Société
Mix City : la culture comme antidote contre le racisme
L’Association Racines et Al Halqa Forum ont choisi d’investir l’espace public par le biais d’une création artistique. Objectif de Mix City : lutter contre les préjugés qui touchent les Subsahariens au Maroc.

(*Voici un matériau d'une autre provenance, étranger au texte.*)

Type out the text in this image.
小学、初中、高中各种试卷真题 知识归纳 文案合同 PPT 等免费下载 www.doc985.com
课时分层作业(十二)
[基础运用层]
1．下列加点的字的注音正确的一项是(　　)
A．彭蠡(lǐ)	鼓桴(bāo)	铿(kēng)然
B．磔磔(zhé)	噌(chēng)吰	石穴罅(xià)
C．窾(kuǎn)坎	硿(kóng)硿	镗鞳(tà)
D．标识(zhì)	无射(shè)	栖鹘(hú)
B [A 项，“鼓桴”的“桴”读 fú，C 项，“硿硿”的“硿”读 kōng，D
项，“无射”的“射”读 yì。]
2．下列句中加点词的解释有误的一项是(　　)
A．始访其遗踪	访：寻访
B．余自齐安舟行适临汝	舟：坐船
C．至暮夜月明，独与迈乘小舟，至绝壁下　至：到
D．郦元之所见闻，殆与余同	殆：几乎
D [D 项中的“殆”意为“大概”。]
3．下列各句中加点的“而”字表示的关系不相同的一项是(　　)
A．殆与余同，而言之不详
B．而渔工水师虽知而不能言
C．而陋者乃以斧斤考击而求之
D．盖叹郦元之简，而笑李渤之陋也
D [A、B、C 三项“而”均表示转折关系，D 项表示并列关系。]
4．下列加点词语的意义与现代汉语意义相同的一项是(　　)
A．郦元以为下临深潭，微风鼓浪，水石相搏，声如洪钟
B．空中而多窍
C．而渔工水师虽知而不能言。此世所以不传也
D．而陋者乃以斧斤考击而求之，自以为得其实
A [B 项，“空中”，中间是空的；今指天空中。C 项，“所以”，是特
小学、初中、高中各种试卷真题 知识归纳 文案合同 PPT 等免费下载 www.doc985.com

Une migrante subsaharienne enceinte qui se voit refuser l’accès à la maternité pour accoucher, un enfant issu du Cameroun, du Sénégal ou de la Côte d’Ivoire qui, faute de papiers en règle, ne peut pas poursuivre sa scolarité dans une école publique marocaine ou encore un chauffeur de taxi qui ne veut tout simplement pas prendre un client subsaharien, ce sont-là des scènes de vie plus ou moins récurrentes, à Casablanca, Rabat et dans les autres grandes villes du pays. C’est en essayant de pointer du doigt ces différentes formes d’injustice que l’Association Racines, en partenariat avec la troupe du «Théâtre de l’Opprimé» de Casablanca et l’Association «The Minority Globe», a lancé Mix City. Un projet qui prend la forme d’une pièce de théâtre, créée dans le style de la halqa afin de rentrer en interaction avec le public et pousser les gens à réfléchir sur ces situations-là.
Espace Maoka et permaculture
«L’expression artistique du théâtre de l’opprimé se veut porteuse de valeurs humaines avec une volonté de donner la parole aux citoyens au lieu d’être de simples spectateurs de leurs vies. Dans Mix City, nous partons du principe que les migrants subsahariens subissent des situations d’oppression et de racisme à l’école, dans la rue… Et qu’il fallait venir avec un spectacle qui puisse rendre justice à ces gens. Nous avons dès lors créé ce spectacle à partir de séances d’écriture où on s’est inspiré des expériences des comédiens eux-mêmes», explique Housni Almoukhlis, directeur artistique du théâtre de l’opprimé de Casablanca. La pièce de théâtre repose sur les principes du «Al Halqa Forum»: la troupe investit l’espace public afin d’échanger avec le public. Objectif : former les citoyens à être les acteurs du changement des situations qui les concernent. Au total, ils sont dix personnes, cinq Marocains et cinq migrants de l’Afrique subsaharienne (Sénégal, Ghana, Côte d’Ivoire, Cameroun et Nigéria) à avoir tenté l’aventure de Mix City et de lutter ainsi contre les préjugés à travers le théâtre de la rue.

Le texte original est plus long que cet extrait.